[This is an expansion of an article we published in August, with added materials from the Georgia Historic Newspapers database and website housed at the University of Georgia]
The Marietta History Center participates in the Dixie Highway Yard Sale each year, and Georgia still has signs marking once-important roads.
But what was Dixie Highway?
The Dixie Highway was one of the earliest attempts to build a north-south interstate highway system, running from Canada to Florida. US Highway 41 along the early route was part of the network, as was Atlanta Road.
The Cobb County section ran along present-day Old Highway 41 and Atlanta Road from Acworth to the Chattahoochee River near Smyrna.
Before that highway was developed, there were no paved highways in Georgia, and paving was left to rural roads in urban areas.
Before Dixie Highway
The movement to pave roads did not begin with the spread of automobiles. This began in the 1870s with his increased use of bicycles and his partnership with cyclists, farmers, and the United States Post Office. They had their own reasons for preferring smooth paved roads to dirt roads and highways that often turned into lakes of mud. heavy rain.

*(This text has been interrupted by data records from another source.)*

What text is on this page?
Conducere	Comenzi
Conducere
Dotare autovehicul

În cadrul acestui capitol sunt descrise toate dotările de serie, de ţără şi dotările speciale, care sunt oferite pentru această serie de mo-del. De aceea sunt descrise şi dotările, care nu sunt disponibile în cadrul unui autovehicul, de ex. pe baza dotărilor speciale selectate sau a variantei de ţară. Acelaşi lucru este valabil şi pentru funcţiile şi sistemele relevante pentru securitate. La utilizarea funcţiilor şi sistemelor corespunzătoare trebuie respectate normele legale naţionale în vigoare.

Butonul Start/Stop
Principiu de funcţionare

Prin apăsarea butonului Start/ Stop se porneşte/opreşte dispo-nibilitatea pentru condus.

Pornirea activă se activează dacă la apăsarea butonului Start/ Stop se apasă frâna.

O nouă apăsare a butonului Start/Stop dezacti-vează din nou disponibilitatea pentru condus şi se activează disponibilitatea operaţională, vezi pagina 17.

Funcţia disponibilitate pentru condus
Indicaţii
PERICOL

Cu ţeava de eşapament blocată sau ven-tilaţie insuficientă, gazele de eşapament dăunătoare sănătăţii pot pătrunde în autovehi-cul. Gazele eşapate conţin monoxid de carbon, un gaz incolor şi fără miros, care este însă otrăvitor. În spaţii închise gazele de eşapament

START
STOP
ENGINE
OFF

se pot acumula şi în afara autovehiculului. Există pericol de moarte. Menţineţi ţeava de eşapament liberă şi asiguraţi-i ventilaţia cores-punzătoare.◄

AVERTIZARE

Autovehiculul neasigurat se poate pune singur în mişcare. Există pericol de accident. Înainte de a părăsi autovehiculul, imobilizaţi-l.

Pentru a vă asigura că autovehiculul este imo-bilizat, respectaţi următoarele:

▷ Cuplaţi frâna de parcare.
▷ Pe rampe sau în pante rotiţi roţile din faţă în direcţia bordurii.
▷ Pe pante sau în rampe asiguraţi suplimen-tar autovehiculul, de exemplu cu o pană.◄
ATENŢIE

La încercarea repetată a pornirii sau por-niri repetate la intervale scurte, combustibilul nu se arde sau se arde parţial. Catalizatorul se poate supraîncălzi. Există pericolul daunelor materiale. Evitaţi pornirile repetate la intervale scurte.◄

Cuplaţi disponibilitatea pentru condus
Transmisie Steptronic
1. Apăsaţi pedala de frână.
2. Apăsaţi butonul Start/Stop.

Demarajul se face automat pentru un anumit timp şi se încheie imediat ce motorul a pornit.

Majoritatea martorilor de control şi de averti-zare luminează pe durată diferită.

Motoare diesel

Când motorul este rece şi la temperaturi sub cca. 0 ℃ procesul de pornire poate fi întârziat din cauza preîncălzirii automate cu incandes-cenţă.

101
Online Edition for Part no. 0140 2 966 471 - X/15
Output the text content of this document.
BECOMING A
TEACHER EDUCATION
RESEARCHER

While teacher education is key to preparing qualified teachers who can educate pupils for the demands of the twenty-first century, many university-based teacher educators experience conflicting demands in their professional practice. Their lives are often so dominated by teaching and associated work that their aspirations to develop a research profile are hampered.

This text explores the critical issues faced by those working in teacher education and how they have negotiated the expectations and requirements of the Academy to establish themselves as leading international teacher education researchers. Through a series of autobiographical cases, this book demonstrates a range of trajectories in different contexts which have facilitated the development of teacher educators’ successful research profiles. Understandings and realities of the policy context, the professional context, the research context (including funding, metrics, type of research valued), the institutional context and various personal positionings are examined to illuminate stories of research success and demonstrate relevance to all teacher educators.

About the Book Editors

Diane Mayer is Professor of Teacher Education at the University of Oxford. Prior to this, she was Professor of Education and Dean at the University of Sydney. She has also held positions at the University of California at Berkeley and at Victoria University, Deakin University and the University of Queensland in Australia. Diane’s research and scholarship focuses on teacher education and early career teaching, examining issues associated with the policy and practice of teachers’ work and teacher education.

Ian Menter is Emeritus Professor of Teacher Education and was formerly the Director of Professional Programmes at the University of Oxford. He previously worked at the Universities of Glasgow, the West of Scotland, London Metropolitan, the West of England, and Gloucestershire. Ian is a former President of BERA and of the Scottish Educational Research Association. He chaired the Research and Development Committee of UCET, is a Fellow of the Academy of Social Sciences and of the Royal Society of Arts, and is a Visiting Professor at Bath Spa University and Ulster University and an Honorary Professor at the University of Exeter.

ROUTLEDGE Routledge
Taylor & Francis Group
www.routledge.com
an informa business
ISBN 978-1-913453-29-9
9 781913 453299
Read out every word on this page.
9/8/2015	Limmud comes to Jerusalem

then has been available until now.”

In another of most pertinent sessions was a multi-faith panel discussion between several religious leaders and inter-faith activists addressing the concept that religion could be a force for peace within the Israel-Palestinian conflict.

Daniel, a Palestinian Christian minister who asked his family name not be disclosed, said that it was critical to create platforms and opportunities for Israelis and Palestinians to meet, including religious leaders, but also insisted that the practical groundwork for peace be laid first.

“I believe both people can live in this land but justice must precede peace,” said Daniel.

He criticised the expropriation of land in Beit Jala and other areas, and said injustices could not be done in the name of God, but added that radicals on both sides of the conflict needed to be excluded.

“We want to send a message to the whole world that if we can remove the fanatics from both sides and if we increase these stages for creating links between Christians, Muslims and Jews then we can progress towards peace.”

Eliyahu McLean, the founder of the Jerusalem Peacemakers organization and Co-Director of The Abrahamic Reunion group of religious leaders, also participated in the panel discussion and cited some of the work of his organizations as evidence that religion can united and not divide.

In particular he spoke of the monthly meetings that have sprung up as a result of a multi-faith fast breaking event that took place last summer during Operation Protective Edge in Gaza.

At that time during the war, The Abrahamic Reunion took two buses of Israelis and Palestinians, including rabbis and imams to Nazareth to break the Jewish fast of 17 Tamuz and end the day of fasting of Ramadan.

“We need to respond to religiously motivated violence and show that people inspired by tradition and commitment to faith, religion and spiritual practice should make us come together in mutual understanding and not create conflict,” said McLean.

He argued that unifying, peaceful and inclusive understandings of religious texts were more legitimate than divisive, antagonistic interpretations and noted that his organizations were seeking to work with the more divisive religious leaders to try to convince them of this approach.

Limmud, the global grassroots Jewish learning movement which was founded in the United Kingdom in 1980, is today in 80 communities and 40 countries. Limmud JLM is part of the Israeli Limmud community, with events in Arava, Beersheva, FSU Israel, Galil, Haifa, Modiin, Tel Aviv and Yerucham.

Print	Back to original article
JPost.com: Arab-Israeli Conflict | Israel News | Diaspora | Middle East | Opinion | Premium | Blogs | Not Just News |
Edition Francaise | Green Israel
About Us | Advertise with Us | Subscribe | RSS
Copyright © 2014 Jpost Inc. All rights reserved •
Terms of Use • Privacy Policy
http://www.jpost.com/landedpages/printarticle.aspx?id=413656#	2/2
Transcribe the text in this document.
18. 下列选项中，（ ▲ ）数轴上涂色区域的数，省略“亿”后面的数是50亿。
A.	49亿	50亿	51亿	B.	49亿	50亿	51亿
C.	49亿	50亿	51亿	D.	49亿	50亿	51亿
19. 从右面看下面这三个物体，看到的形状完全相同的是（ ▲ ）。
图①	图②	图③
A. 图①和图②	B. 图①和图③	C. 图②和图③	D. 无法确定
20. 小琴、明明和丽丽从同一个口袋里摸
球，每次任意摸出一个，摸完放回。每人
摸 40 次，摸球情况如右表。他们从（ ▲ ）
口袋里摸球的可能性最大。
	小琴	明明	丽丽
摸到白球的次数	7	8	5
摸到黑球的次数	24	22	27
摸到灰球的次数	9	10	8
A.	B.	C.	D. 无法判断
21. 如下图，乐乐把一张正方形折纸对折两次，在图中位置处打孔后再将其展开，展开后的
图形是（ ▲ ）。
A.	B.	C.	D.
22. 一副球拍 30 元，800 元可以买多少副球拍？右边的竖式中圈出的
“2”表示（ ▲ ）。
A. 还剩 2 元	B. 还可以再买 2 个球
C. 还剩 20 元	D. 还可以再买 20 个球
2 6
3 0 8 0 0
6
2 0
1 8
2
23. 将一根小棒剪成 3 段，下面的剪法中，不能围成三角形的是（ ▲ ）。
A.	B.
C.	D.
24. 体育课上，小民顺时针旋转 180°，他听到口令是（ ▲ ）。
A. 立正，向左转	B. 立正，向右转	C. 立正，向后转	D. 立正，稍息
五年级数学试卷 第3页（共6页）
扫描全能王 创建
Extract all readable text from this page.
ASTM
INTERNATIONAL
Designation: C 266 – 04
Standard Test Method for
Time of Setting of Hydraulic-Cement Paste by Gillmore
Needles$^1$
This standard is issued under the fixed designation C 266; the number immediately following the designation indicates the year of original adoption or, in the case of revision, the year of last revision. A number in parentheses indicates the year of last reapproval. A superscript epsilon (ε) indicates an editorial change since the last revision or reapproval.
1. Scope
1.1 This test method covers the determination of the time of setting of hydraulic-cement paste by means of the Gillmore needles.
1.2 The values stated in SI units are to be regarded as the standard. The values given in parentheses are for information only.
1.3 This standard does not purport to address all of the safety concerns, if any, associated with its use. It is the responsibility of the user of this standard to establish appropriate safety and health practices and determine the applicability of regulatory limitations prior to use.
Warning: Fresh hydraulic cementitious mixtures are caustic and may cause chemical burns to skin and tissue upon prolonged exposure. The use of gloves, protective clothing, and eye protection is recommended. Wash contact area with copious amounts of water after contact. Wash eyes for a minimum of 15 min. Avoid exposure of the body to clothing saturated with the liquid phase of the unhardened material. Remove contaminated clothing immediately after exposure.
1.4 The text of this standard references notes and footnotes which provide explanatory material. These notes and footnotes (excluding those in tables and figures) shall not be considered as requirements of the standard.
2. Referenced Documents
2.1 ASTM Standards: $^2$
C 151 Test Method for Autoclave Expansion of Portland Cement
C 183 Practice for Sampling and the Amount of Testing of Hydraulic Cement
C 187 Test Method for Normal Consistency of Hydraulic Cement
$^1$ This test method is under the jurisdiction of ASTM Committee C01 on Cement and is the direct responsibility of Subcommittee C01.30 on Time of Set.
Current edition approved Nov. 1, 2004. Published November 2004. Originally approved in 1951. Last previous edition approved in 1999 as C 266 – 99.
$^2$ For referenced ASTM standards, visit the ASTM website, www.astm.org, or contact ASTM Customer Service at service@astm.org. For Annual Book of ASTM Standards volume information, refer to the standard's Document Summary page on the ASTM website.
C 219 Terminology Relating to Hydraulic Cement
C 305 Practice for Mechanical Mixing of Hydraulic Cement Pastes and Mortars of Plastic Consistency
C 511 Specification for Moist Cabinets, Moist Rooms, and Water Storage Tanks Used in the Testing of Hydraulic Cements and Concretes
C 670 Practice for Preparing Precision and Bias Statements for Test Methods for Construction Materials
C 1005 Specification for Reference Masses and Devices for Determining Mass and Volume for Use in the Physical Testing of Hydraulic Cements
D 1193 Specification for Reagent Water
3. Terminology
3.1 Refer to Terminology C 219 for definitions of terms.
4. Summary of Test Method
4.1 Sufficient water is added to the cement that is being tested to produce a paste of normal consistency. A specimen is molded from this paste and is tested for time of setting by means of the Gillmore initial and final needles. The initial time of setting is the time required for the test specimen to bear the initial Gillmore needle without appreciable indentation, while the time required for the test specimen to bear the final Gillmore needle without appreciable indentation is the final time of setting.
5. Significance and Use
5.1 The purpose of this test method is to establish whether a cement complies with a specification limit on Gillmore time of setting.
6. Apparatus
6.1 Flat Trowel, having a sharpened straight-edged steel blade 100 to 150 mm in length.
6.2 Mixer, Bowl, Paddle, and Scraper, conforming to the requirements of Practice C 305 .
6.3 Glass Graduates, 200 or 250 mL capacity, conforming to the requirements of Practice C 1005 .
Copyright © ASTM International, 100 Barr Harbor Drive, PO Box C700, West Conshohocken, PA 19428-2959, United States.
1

In 1891, the United States’ largest cycling organization, the American Bicyclist Federation (now called the League of American Bicyclists), issued an open letter urging farmers to join highway improvement committees.
This partnership evolved into the Good Roads Movement, which gained further momentum as the automobile became America’s primary mode of transportation.
The beginning of Dixie Highway
The Dixie Highway itself began in 1912 with the purchase of an island off the coast of Miami, Florida by Karl Fisher, an entrepreneur and auto industry executive who planned to develop the island into a tourist destination and resort. . The island later became known as Miami Beach.
Fisher knew that for the project to be successful, Miami Beach would need access to the Model T Ford, which had become popular and affordable since production began in 1908.
The Dixie Highway was not Fisher’s first role in developing the United States’ highway system. He helped plan and build the Lincoln Highway between New York City and San Francisco.
So in 1914, he contacted Indiana Governor Samuel Ralston and suggested that the governors of states between the upper Midwest and Florida discuss a north-south paved road. [The original version of this paragraph stated the year as 2014, thereby missing the correct date by a century! A reader pointed this out to us. Thanks to the reader, and apologies for the error!]
The idea was so popular within the states along the proposed route that the Dixie Highway was never a single road, but instead was divided into various points based on politics and lobbying of cities along the route. It was a north-south road network divided into parallel expressways. .
Part of the lobbying efforts during America’s involvement in World War I was to emphasize the usefulness of highways in the war effort.
In the May 12, 1918 issue of the Atlanta Georgian, a Hearst newspaper published in Atlanta at the time, VDL Robinson, executive director of the Dixie Highway Association, wrote, “Highways as a War Measure: Good Roads I wrote a front-page opinion piece titled “Indispensable.” Go to many states in Georgia. ”
“Ask Colonel L.N. Gallagher, Quartermaster of the Southeast Supply Depot, what a well-paved highway from Detroit or Chicago to Atlanta would mean to a nation at war,” Robinson wrote in the article. I’m writing inside. “This will allow fleets of trucks to transit with government supplies needed by 18 military camps in the Southeast, as they currently do from Detroit to the Atlantic Coast.”
Cobb County and the Dixie Highway
Georgia had a web of Dixie Highway components that became four separate roads by the time it entered Florida.
Cobb County was located on the northwest portion of the Dixie Highway, which entered Georgia via Chattanooga and passed through Acworth and Marietta along what is now Old Highway 41. According to Thomas Scott’s book “The Origins of Cobb County and the Southern Suburbs,” the Atlanta Road segment of Dixie Highway was paved between Marietta and Smyrna in 1920, and by 1923 it was paved between Smyrna and the Chattahoochee River. The section was paved.
At the same time, cities in the county were paving local roads, and in 1921 Marietta took the lead in issuing bonds to pave roads leading into the city.
Dixie Highway end
Dixie Highway’s decline was a result of its success. By the late 1920s, the federal government funded highway improvements and created a numbered highway system to replace named highways like the Dixie Highway. Various branches of the road network were given numerical names.
The development of the interstate highway system after World War II dealt the final blow to the Dixie Highway, as the remaining sections of the highway became less important for regional travel.
However, the Dixie Highway became the forerunner of interstate highways and created permanent commercial activity along its entire length from Canada to Florida.
Read more about Dixie Highway
Ed Jackson, who was with UGA’s Carl Vinson Institute of Government and passed away in January of this year, wrote a really nice concise history of the Dixie Highway, complete with maps and photos. You can read his work at this link.
The New Georgia Encyclopedia has a page about Dixie Highway.
Dr. Thomas Scott’s book “The Origins of Cobb County and the Southern Suburbs” provides information specific to Cobb County regarding highway development.